Developing analytical search with natural language is a very complex problem. Understanding disparate complex data sources and associated schema, especially in the case of structured relational data, and being able to produce aggregated results to consistently serve user queries requires a more complex “agentic” workflow. LLM-powered RAG can be one of the enabling components or tools for such agents. 

Part 2: Vertex AI: Powering the future of search

Vertex AI offers a comprehensive suite of tools and services to address the above search patterns.

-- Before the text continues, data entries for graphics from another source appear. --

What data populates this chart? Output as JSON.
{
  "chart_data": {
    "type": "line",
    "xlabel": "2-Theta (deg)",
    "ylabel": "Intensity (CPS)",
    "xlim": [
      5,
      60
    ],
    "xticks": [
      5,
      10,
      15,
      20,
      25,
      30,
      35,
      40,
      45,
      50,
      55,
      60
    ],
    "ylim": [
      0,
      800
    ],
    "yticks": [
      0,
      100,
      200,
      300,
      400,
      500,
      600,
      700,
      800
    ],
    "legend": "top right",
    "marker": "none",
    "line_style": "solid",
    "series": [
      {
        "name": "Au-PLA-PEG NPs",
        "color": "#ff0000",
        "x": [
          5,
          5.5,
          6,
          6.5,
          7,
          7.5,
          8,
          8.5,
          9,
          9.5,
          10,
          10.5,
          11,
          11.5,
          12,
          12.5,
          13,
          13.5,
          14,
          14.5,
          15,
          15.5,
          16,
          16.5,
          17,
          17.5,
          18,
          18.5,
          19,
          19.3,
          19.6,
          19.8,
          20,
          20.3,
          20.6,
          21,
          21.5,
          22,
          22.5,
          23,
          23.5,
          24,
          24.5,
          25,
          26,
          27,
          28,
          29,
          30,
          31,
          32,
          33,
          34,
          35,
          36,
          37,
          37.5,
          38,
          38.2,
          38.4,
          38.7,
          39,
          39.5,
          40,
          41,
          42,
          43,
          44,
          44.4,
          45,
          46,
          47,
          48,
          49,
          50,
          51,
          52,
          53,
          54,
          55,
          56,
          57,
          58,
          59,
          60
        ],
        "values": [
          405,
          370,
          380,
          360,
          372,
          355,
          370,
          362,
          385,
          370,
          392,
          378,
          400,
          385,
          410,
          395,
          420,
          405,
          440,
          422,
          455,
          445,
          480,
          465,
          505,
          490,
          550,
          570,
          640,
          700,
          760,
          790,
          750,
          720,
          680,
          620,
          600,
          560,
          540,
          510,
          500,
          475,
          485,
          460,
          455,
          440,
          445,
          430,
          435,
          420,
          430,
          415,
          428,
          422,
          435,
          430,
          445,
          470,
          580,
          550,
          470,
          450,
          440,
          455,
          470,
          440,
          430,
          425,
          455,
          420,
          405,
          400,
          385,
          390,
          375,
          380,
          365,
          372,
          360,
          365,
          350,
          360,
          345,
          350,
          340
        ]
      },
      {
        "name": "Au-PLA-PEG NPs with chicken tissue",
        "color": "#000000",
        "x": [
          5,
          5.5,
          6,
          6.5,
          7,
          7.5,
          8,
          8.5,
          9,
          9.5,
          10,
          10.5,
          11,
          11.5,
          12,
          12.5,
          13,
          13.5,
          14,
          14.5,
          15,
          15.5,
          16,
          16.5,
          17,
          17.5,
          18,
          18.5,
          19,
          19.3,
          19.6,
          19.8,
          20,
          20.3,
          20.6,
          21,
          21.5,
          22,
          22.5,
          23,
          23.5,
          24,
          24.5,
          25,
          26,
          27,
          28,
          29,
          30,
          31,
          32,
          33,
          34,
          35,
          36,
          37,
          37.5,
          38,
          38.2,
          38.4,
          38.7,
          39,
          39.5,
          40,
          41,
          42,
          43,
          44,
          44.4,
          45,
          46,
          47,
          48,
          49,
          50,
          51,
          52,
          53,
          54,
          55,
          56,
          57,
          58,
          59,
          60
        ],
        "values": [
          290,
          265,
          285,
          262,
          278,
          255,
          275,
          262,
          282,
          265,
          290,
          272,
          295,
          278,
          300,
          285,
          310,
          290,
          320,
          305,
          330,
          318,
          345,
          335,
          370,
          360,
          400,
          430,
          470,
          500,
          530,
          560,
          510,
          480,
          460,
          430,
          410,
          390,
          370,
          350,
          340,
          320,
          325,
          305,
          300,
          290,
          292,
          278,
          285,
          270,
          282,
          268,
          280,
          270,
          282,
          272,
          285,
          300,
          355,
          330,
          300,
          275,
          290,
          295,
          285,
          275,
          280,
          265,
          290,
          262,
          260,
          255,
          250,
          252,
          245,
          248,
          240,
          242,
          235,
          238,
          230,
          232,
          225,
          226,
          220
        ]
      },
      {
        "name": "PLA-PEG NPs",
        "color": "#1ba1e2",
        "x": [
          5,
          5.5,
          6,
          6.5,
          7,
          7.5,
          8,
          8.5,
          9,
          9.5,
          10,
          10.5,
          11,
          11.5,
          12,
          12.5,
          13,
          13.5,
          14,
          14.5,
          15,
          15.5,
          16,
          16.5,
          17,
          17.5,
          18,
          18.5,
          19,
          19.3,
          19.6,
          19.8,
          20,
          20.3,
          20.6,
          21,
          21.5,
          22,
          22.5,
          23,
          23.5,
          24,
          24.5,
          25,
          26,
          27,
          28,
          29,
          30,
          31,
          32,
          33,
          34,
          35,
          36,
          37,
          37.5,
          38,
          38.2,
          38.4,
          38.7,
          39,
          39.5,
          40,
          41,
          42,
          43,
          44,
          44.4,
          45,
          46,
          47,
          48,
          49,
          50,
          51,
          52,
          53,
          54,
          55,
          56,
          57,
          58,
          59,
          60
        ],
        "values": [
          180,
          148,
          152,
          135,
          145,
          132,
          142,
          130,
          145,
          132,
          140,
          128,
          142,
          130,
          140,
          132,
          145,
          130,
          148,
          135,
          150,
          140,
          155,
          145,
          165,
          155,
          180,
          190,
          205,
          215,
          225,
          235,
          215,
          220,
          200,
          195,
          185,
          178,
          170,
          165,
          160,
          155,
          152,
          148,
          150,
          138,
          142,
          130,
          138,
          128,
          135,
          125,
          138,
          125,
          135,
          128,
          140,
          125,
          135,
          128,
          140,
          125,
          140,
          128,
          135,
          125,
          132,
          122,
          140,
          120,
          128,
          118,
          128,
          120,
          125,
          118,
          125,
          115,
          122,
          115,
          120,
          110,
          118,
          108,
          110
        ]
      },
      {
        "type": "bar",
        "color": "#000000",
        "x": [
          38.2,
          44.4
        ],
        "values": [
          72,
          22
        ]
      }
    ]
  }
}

Building and managing RAG systems can be complex and can be quite nuanced. Developers need to develop and maintain several RAG building blocks like data connectors, data processing, chunking, annotating, vectorization with embeddings, indexing, query rewriting, retrieval, reranking, along with LLM-powered summarization. Designing, building and maintaining this pipeline can be time- and resource-intensive. Being able to scale each of the components to handle bursty search traffic and coping with a large corpus of varied and frequently updated data can also be challenging. Speaking of scale, as the queries per second ramp up, many vector databases degrade both their recall and latency metrics.

Vertex AI Search leverages decades of Google’s expertise in information retrieval and brings together the power of deep information retrieval, state-of-the-art natural language processing, and the latest in LLM processing to understand user intent and return the most relevant results for the user. No matter where you are in the development journey, Vertex AI Search provides several options to bring your enterprise truth to life from out-of-the-box to DIY RAG. 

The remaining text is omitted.